Multi-Layer Transmission and Hybrid Relaying for Relay Channels with Multiple Out-of-Band Relays

TL;DR

This paper introduces a multi-layer transmission and hybrid relaying strategy for relay channels with multiple out-of-band relays, optimizing power and compression to approach theoretical capacity bounds.

Contribution

It proposes a novel multi-layer hybrid decode-and-forward and compress-and-forward scheme with an iterative optimization algorithm for relay networks.

Findings

Achieves performance close to the cutset upper bound.

Effectively leverages relay decoding capabilities through multi-layer transmission.

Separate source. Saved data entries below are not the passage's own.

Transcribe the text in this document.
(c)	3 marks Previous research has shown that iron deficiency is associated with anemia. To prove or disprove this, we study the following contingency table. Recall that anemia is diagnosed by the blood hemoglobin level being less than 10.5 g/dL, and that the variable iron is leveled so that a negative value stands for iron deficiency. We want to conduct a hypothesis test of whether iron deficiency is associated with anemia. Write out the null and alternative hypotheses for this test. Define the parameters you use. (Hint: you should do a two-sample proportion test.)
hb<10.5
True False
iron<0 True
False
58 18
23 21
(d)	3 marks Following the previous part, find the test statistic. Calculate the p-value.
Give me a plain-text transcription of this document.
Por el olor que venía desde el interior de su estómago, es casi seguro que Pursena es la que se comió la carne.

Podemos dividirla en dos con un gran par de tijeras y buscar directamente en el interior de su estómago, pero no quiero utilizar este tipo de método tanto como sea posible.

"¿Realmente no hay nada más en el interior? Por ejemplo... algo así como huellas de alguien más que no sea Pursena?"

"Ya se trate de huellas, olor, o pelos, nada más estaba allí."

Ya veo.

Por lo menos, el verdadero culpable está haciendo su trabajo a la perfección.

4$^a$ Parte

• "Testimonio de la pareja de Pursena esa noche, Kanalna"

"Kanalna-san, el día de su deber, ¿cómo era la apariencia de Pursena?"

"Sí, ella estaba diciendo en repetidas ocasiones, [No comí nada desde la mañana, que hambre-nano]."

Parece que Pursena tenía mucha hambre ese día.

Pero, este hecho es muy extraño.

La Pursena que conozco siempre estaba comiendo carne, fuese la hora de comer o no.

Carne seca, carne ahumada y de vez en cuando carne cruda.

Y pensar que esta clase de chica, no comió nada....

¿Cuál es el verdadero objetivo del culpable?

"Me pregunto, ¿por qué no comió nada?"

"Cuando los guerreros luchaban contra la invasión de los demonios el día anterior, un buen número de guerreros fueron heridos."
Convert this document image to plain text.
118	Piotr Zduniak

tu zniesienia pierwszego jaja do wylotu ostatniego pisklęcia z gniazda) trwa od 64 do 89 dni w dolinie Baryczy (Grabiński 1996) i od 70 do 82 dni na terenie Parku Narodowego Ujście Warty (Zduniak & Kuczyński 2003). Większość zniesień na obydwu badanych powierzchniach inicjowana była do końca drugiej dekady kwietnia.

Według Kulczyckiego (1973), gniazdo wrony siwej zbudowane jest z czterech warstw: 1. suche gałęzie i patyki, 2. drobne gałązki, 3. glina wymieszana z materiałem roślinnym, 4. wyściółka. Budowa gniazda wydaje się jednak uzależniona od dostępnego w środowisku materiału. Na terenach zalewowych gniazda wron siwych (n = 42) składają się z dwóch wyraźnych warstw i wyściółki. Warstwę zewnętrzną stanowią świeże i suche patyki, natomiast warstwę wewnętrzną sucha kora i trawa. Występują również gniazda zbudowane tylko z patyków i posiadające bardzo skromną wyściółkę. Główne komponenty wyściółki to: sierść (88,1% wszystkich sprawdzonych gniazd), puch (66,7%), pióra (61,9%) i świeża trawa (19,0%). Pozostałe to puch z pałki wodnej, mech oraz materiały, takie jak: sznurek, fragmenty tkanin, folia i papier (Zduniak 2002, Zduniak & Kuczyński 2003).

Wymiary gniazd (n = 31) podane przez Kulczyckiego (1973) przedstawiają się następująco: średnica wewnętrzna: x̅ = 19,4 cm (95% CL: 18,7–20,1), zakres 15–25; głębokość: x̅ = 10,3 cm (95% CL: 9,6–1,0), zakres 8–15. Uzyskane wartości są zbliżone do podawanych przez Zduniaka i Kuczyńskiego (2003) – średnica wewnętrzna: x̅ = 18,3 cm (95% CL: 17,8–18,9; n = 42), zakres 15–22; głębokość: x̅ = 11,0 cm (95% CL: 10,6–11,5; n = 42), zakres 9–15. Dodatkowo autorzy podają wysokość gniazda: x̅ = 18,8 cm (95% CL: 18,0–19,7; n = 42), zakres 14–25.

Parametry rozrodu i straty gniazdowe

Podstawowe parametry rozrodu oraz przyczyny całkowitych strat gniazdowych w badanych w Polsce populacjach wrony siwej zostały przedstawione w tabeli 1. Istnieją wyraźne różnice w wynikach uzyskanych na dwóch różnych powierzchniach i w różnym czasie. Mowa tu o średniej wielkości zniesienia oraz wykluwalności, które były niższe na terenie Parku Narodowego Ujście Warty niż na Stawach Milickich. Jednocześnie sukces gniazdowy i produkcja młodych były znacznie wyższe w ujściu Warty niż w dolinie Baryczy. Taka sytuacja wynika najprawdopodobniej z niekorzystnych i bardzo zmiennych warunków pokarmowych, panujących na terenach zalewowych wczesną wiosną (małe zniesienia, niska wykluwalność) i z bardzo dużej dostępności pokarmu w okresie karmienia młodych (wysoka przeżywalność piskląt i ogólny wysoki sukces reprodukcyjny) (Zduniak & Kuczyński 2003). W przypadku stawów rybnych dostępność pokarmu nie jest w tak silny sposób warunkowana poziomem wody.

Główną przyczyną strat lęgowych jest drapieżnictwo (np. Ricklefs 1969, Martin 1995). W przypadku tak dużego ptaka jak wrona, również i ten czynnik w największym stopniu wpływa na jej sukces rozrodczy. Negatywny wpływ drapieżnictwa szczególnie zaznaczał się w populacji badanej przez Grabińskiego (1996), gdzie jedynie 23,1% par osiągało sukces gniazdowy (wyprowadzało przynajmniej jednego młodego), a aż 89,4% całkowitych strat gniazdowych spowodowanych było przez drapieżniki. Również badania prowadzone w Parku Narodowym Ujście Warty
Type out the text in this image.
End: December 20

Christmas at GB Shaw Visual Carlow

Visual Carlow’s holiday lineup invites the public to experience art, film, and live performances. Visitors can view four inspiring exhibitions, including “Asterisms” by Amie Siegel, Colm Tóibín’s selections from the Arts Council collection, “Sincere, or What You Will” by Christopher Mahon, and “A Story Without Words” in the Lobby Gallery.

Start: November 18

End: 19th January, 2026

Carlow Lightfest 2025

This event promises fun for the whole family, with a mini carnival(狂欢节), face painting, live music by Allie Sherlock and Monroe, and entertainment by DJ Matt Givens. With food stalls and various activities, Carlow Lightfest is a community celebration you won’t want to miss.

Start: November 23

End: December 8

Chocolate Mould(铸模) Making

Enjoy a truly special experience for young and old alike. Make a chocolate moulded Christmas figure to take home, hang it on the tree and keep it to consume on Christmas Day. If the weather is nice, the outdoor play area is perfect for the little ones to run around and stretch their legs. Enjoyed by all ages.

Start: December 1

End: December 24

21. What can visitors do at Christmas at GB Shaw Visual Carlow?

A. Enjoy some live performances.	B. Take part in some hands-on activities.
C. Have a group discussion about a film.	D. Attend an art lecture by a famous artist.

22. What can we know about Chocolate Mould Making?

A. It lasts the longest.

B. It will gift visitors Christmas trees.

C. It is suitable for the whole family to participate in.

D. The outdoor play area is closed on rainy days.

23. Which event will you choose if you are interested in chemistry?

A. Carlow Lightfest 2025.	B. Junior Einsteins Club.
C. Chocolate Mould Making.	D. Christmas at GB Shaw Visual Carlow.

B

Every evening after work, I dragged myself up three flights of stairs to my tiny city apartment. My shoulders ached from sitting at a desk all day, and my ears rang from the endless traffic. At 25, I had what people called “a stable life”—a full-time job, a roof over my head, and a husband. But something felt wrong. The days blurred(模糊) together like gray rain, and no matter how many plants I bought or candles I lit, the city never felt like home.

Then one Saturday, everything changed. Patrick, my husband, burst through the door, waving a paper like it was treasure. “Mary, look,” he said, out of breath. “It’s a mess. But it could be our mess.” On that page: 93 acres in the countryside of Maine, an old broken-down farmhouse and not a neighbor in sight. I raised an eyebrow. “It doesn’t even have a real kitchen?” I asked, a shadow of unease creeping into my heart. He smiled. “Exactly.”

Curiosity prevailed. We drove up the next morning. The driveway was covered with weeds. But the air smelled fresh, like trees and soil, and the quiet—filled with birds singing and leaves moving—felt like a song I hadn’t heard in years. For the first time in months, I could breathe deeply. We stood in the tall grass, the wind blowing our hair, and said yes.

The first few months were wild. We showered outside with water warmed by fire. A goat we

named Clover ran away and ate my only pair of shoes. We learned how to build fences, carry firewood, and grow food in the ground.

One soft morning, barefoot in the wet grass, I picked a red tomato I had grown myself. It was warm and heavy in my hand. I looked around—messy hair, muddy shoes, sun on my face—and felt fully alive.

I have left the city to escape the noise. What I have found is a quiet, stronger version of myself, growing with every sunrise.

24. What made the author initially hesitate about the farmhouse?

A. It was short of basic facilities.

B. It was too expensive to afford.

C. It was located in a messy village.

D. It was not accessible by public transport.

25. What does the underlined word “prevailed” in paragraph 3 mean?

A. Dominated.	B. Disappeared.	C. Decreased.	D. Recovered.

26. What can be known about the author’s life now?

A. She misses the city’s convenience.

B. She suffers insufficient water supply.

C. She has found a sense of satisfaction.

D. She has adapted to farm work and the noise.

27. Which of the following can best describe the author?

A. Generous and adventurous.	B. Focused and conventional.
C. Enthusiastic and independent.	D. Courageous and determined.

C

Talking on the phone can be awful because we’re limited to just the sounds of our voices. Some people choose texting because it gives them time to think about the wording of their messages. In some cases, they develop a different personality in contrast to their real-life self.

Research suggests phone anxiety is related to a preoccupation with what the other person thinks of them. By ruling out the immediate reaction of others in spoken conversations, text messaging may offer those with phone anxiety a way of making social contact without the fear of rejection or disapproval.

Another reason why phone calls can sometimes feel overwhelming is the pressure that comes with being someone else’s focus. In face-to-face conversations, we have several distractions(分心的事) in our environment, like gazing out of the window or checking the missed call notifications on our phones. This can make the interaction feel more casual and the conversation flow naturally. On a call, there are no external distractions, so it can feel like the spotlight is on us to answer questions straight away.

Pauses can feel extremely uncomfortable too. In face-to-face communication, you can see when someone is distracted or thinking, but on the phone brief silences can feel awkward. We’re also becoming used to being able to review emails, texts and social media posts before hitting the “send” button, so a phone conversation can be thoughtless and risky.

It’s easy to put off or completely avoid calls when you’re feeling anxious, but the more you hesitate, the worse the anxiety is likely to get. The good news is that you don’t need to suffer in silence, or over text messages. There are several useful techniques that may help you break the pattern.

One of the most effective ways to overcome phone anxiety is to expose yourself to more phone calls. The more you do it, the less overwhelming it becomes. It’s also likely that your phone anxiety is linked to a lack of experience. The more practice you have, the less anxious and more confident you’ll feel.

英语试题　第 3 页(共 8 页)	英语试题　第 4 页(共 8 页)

Provides an iterative algorithm based on geometric programming for optimization.

Abstract

In this work, a relay channel is studied in which a source encoder communicates with a destination decoder through a number of out-of-band relays that are connected to the decoder through capacity-constrained digital backhaul links. This model is motivated by the uplink of cloud radio access networks. In this scenario, a novel transmission and relaying strategies are proposed in which multi-layer transmission is used, on the one hand, to adaptively leverage the different decoding capabilities of the relays and, on the other hand, to enable hybrid decode-and-forward (DF) and compress-and-forward (CF) relaying. The hybrid relaying strategy allows each relay to forward part of the decoded messages and a compressed version of the received signal to the decoder. The problem of optimizing the power allocation across the layers and the compression test channels is formulated. Albeit non-convex, the derived problem is found to belong to the class of so called complementary geometric programs (CGPs). Using this observation, an iterative algorithm based on the homotopy method is proposed that achieves a stationary point of the original problem by solving a sequence of geometric programming (GP), and thus convex, problems. Numerical results are provided that show the effectiveness of the proposed multi-layer hybrid scheme in achieving performance close to a theoretical (cutset) upper bound.